Simon ne prêta pas attention à la gamine. Il était fasciné par le pianiste.
— Tu es comme les autres ! fit la fillette en colère.
Simon sursauta.
— Comme les autres ?
— Oui, comme les autres taugs qui sont venus avant toi !
— Les autres taugs ?
— Deux hommes-taupes comme toi…Montre-moi comment font les hommes-taupes, montre-moi comment tu sors de la terre.
— Fiche-moi la paix ! Dis-moi plutôt où sont ces deux hommes qui m’ont précédé.
La petite fille ignora Simon et tendit l’oreille vers la colline au piano. Le pianiste était affalé sur son clavier, comme mort.
— Tiens, Beethoven s’est arrêté. Aide-moi à le remonter et je te dirai où sont tes amis.
— D’accord, dit Simon.
     La petite fille alla chercher une grosse clé, et ils gravirent ensemble la colline. Elle enfonça la clé dans le dos de l’automate et laissa Simon remonter le mécanisme. Aussitôt, Beethoven se remit à jouer.

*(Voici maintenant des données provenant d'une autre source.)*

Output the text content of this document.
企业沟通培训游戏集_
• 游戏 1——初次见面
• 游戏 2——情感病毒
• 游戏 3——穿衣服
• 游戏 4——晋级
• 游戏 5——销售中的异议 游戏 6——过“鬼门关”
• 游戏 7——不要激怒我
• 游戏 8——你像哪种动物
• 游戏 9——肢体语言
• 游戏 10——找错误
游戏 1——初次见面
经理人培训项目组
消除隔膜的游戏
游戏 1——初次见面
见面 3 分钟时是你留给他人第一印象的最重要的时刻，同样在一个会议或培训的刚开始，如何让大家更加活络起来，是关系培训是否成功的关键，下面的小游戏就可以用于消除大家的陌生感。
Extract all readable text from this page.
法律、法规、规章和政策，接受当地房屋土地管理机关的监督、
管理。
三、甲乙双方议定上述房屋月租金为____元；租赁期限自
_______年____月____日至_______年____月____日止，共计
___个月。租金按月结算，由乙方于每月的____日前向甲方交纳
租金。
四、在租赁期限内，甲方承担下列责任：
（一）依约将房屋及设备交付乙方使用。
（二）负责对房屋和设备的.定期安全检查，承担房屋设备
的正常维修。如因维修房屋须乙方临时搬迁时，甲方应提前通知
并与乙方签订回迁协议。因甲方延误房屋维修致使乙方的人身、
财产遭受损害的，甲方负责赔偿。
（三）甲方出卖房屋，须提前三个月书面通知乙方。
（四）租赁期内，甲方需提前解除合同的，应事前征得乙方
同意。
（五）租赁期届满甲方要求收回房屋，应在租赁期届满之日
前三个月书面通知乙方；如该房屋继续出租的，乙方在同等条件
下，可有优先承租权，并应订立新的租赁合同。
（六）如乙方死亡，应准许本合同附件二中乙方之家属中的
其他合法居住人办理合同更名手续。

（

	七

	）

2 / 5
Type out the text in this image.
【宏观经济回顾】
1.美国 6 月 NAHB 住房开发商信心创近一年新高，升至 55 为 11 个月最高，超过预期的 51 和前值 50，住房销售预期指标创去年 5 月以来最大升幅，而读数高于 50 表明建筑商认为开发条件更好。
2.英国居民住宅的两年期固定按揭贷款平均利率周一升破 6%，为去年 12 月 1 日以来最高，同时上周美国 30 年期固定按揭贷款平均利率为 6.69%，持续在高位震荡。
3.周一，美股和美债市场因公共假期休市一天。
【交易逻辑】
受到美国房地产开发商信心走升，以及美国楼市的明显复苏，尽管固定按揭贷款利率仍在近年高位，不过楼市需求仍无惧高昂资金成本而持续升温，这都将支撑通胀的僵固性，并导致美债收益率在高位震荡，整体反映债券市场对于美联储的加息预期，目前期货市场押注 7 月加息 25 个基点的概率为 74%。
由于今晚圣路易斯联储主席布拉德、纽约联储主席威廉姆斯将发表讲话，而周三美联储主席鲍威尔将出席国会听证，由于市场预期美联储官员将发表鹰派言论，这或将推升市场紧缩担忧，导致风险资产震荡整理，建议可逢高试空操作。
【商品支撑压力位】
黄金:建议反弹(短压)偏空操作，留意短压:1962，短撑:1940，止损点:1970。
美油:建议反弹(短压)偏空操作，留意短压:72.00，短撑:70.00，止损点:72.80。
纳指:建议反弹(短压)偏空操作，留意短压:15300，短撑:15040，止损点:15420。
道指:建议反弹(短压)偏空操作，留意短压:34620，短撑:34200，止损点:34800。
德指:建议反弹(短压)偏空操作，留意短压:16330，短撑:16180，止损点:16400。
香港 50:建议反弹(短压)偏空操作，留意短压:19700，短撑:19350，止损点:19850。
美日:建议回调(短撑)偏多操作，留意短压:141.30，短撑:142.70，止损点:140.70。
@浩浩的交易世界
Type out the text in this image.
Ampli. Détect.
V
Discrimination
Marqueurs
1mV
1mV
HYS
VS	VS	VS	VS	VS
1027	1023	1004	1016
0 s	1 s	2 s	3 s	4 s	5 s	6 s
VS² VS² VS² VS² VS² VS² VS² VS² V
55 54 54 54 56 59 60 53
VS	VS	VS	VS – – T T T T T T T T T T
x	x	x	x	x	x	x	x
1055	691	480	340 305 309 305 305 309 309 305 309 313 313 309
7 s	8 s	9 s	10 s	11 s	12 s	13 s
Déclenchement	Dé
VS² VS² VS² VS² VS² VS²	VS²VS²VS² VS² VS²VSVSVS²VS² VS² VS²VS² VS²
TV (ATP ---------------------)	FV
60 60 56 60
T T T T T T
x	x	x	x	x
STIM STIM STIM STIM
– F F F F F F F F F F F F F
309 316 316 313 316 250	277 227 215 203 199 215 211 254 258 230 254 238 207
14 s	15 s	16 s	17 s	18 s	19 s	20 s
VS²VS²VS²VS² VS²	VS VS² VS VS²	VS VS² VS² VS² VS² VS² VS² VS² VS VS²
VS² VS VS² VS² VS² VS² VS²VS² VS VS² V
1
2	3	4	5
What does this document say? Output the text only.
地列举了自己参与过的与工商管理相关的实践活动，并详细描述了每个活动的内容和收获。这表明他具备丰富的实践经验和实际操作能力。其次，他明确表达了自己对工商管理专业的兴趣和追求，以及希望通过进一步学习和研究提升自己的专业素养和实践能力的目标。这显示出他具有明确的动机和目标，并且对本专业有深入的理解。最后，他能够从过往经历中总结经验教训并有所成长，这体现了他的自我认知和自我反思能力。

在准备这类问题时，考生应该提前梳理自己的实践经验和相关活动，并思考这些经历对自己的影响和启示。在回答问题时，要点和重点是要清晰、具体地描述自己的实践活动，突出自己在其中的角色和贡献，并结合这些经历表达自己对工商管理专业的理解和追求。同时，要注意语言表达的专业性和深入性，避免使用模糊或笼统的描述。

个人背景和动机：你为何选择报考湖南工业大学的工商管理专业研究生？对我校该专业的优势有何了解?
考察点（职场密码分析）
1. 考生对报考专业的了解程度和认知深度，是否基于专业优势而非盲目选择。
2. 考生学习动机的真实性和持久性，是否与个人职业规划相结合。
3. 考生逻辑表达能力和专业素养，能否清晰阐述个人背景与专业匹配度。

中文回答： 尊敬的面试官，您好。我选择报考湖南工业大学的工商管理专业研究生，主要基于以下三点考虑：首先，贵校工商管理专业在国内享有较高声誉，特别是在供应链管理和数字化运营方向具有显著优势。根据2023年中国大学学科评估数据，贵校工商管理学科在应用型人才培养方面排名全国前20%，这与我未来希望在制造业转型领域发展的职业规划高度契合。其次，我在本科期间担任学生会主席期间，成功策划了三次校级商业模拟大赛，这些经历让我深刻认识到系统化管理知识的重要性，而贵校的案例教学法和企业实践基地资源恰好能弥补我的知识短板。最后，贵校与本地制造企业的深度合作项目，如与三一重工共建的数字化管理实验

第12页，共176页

— Alors, où sont-ils ? demanda Simon, impatient.
— Viens, suis-moi, dit la petite fille.
     Elle l’emmena sur un terrain nu et bien ratissé.
— Ils sont là, dit-elle.
— Où, là ?
— Eh bien, là, sous la terre. Mais ce ne sont pas de vrais hommes-taupes, car ils n’en sont pas sortis. Toi, tu creuseras, n’est-ce pas ?
     Horrifié par ce qu’il venait d’entendre, Simon ne vit pas la fosse béante juste derrière lui. Il fit un faux pas et tomba dedans.
     La petite fille tira sur une corde qui pendait d’une poutrelle. Une espèce d’entonnoir géant coulissa sur un rail suspendu à la voûte et vint se placer au-dessus du trou. La petite fille tira sur une autre corde. L’entonnoir s’ouvrit et déversa son contenu sur Simon épouvanté. Plusieurs tonnes de terre fine et humide le recouvrirent, et bientôt, on ne vit plus que sa main qui, tendue vers le ciel, se crispait dans un ultime espoir. Et puis, sa main aussi disparut.
     La petite fille attendit longtemps et patiemment que la terre remue. Mais la terre ne bougea pas. Alors elle comprit qu’elle s’était encore trompée.